While he said the court must not entertain the application, Barry Roux SC for Pistorius said the state had it all wrong and that they were not asking for leave to appeal on the appeal granted by Masipa, but rather the substantive application.
Roux argued that according to Masipa’s judgment, she did not grant leave to appeal but it was a substantive application in terms of the law in which they can ask questions of law before the Supreme Court of Appeal.
He said that Masipa had dismissed the state’s leave to appeal on the sentences but granted a substantive application in which she reserved points of law to be taken up in the Appeal Court, against the murder acquittal.
This is what compels the defence to make their application that they be allowed to argue the premise that the state is not asking points of law, but rather accepted facts that have been masked, when the state stands before the Appeal Court. Thokozile adjourned court in order to decide whether to strike the application from the roll or not.
During the state’s application for leave to appeal heard by Masipa in December, she said she believed the questions brought by the state were based on questions of law, including whether she correctly applied Dolus Eventualis (awareness of the likely outcome of an action) to the facts and circumstances in the case.
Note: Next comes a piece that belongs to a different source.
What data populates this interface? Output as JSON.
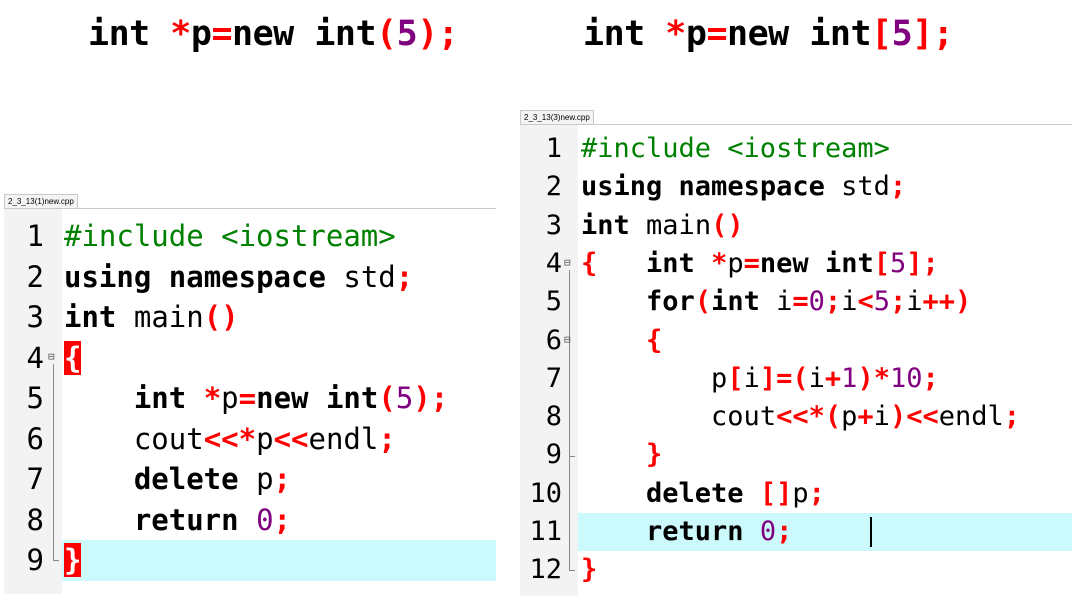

She also acknowledged that there was a possibility that another court could rule differently on the murder charge, which Masipa acquitted the paralympian of in September.
The state is expected to appear before the SCA later this year in a bid to have Pistorius’ culpable homicide charge overturned in favour for a murder conviction.
Pistorius shot and killed Steenkamp through a locked toilet door in his Pretoria home on Valentine’s Day in 2013. Masipa acquitted Pistorius of murder but found him guilty of culpable homicide as well as negligent discharging of a firearm in Tasha’s restaurant in Sandton in 2013.
Pistorius was sentenced to five years. For discharging a firearm at Tasha’s restaurant in January 2013, he was sentenced to three years in jail suspended for five years. The sentences are running concurrently.